If you enter into a relationship expecting nothing, that's what you're going to get. If you enter into a sexual relationship with no initial expectation other than sex, then sex will be all you'll get, and even this urban liberal woman, and yes, it's a certainty that she's a liberal woman in purest New York City fashion, will find that when the bloom is off the rose, they won't even get that. 

Mr. Blake tells us:

But Garnett doesn’t seem to get this, writing that, “lately I have been bruised by the ambivalence of men, how they can first want me and then become confused about what they want.” Again, they’re not confused. They’ve just learned that saying they are anxious and confused provides cover when they want to keep women of Garnett’s type at arm’s length.

It seems to be working. Though she wants to blame men for her miserable dating life, Garnett still writes that “the men my friends and I are feeling bleak about” are “the sweet, good ones. Dammit.” Of course, they aren’t sweet or good. They are selfish through and through. They’ve just learned that they can get away with that selfishness as long as they cover it with therapeutic language while telling women not to expect much from them. And yet Garnett and her friends are somehow disappointed when the little they are promised is all they get.

Now, here's where some of my own biases and opinions come in. A good part of the problem seems to be with the "men" (use of scare quotes intentional) that Jean Garnett seems to be associating with. These aren't men, not as I'd define the word. They are man-children, emotionally immature, self-centered, with no grounding in what a man should be, how a man should behave, or how a man should treat women.

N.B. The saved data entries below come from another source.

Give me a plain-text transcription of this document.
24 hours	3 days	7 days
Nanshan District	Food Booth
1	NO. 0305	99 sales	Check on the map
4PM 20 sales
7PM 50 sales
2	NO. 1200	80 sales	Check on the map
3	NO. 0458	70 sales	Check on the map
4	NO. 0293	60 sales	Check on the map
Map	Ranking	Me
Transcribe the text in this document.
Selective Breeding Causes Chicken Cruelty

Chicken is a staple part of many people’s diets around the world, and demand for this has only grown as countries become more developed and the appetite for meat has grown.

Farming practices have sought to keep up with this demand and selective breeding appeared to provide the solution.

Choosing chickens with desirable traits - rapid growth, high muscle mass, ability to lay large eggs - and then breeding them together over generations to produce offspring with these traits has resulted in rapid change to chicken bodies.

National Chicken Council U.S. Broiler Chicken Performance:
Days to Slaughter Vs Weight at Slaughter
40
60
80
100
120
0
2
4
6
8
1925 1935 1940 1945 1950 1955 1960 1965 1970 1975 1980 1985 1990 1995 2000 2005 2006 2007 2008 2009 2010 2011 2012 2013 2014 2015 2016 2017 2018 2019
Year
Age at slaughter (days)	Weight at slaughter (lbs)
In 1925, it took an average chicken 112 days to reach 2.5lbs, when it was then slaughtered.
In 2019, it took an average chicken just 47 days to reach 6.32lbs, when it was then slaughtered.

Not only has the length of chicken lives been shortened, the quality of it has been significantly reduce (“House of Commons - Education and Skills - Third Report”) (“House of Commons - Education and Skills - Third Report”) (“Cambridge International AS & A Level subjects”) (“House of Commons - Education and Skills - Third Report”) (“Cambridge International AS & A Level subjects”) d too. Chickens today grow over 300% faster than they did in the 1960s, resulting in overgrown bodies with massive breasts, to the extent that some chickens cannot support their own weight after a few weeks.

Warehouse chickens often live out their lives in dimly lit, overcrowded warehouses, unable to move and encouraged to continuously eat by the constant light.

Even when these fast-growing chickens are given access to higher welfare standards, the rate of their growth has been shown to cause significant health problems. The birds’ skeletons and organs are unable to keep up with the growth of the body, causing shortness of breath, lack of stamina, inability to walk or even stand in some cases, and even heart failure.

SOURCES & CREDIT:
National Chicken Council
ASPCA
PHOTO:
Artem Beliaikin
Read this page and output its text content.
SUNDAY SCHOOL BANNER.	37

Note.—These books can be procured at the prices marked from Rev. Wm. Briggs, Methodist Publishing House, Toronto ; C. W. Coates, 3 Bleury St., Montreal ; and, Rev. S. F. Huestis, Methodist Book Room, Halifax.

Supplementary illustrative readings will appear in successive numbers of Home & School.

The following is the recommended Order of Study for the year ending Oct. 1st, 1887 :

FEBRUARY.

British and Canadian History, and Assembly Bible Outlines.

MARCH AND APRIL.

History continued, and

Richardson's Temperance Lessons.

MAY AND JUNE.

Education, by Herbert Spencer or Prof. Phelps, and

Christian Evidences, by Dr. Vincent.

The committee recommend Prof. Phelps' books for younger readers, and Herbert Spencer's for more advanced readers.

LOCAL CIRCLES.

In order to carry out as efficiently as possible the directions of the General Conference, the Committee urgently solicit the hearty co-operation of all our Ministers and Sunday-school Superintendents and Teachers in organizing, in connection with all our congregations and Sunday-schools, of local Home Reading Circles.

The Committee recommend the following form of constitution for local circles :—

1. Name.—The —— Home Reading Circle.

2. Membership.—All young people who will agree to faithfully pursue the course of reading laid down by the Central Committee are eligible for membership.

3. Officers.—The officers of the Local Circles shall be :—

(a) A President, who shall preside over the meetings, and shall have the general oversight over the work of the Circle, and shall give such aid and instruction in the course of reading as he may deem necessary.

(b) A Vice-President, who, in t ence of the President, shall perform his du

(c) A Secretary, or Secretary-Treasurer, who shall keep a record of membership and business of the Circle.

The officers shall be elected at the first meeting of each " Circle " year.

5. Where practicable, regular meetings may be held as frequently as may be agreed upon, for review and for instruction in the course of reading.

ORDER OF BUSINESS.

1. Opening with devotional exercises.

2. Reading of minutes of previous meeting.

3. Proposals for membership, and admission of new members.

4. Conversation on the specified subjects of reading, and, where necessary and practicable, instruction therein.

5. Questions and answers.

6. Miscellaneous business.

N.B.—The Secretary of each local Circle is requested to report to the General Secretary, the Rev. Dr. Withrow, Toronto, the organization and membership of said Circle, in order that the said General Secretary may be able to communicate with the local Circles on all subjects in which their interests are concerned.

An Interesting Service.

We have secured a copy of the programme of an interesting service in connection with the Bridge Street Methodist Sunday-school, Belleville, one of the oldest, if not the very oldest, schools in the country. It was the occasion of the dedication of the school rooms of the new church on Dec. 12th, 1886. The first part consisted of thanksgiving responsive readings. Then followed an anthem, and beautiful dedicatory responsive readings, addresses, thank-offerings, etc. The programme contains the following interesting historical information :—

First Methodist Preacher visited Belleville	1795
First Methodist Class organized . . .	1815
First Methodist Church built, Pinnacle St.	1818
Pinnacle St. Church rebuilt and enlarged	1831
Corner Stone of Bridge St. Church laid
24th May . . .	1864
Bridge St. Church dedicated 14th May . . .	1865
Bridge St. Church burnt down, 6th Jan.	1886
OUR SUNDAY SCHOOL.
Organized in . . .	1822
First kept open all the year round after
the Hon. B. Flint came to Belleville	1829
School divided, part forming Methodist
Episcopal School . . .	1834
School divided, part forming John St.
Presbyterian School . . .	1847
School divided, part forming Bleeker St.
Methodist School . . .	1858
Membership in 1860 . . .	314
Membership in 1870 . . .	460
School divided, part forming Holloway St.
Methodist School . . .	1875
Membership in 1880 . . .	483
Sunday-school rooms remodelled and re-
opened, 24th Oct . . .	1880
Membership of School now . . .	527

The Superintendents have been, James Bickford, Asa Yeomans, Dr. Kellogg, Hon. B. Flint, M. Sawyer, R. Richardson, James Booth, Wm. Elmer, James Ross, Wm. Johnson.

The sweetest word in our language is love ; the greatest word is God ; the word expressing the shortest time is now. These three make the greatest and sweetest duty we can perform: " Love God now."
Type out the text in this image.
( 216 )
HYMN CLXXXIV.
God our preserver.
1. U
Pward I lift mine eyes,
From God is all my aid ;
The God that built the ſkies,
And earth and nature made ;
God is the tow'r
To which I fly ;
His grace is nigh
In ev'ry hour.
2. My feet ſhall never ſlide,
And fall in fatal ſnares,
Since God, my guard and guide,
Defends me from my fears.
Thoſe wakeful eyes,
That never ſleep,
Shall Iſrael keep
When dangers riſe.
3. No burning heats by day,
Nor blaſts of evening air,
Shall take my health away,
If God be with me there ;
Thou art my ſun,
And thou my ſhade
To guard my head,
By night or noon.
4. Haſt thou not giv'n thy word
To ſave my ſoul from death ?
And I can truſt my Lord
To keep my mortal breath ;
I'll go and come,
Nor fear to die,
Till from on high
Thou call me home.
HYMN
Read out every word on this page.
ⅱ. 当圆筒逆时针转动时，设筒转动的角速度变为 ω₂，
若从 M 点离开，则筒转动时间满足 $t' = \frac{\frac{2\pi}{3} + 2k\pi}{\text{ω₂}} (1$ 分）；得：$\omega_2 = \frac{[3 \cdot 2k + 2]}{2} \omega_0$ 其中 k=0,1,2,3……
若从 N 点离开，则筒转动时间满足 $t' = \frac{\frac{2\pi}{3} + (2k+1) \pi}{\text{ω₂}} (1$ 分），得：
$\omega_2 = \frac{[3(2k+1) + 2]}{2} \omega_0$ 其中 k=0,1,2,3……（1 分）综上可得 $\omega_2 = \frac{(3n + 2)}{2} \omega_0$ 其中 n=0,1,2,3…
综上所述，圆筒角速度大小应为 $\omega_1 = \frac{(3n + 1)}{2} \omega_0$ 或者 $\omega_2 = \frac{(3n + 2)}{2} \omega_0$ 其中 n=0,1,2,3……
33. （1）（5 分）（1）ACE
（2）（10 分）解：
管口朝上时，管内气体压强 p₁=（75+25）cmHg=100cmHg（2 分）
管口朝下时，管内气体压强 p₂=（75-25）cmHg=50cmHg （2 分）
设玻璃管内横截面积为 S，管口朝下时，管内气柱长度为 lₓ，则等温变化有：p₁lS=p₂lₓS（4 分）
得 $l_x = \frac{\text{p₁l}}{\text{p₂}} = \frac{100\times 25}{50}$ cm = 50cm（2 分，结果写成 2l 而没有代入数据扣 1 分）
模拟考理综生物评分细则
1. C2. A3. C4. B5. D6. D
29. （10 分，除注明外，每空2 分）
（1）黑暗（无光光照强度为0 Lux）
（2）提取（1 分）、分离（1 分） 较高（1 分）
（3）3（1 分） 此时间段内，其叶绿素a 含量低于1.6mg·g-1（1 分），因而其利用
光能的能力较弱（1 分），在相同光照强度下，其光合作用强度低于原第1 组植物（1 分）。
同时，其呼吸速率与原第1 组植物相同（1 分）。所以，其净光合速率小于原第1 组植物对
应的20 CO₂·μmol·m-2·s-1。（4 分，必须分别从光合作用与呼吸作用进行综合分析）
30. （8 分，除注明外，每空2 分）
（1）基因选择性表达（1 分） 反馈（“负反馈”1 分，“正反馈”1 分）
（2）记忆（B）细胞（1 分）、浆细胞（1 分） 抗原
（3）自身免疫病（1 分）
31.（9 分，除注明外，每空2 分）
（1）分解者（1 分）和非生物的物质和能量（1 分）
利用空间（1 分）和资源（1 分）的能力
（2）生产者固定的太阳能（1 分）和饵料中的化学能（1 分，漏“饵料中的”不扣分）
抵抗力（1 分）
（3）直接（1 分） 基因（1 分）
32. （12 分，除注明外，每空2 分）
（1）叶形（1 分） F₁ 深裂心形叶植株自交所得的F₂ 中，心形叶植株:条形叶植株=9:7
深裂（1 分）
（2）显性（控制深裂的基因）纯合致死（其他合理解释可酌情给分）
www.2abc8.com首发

And if Jean Garnett is disappointed in the immaturity of the man-children in her circle of acquaintance, it's only because she and her kind have allowed them to be that way, and have rewarded them for it.

I've written many times on how men should behave, what the role of a man is in a healthy family, of what a man should be. I was lucky in this myself, as I was taught by the best. These things, yes, are traditional. They are traditional because they work. Traditional marriages don't ask a man to face "leaving the house for sex." Healthy marriages keep those things within the house, within the relationship. That's how you build a marriage, a family, a relationship that lasts a lifetime: Trust, love, reliability, intimacy, respect.


Read More: What Makes a Man? A Few Simple Things Dems Don't Know.

What We Leave Behind: Nothing Will Be As Meaningful As Our Children


Jean Garnett would have done well to observe the old caution about the necessity of buying a cow when you're getting the milk for nothing. If she wants to recover from her sexual doom cycle now, honestly, she'd be better off moving to Ohio, Iowa, or South Dakota, where she's more likely to find a steady, traditional man than she is in New York.